You will want to cut/remove the caulk since it will allow easier removal of the spout. Pick up a tube (squeeze tube will work) of tub and tile caulk. Squeeze a bead of the caulk around the new spout to prevent water from running into the wall when using the shower. I like using a spoon dipped in water to smooth out the bead of caulk for a nice finished look. A finger will work but spoons are not as messy. No flux or soldering is necessary.

sbattisti 10-03-2008 02:04 PM

For what it's worth, it turns out it IS the kind of spout that has the slot with the allen screw. I'm tackling this this weekend, wish me luck!! :)

majakdragon, when I replace, I ONLY need to replace the spout, right? There should be no need to replace the knobs or anything like that unless there is a problem?

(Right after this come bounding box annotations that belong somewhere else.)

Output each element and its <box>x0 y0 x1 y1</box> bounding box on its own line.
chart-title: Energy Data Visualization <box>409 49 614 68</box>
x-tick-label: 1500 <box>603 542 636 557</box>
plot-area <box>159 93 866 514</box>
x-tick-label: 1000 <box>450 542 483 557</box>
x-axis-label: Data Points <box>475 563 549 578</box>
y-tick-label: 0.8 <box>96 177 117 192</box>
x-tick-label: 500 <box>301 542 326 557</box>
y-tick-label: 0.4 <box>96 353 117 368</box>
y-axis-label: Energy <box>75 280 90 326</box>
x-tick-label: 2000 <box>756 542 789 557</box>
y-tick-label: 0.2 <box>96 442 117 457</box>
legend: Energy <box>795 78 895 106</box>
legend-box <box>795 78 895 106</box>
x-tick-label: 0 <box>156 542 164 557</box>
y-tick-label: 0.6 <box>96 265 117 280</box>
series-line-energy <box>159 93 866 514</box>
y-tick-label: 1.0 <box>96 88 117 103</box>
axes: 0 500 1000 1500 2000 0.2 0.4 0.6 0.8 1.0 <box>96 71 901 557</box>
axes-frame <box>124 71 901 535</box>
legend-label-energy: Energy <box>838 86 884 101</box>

majakdragon 10-03-2008 09:13 PM

You should have nothing but the spout to work on. Remove the caulk, remove the allen screw, twist the spout to break loose any calcium deposits that may be holding it, and then twist and pull steadily outward on the the spout. You don't want to jerk on it since you could break something inside the wall. The "O" ring(s) that seal the spout may give you a bit of a problem but the spout should slide off.

sbattisti 10-06-2008 06:14 AM

Yay, it worked! Thanks so much for your help. It didn't quite go as smoothly as I'd hoped, but it worked out in the end. (Caulk is harder to apply neatly than you might expect...) Can't beat that for $15 and a half an hour of my time.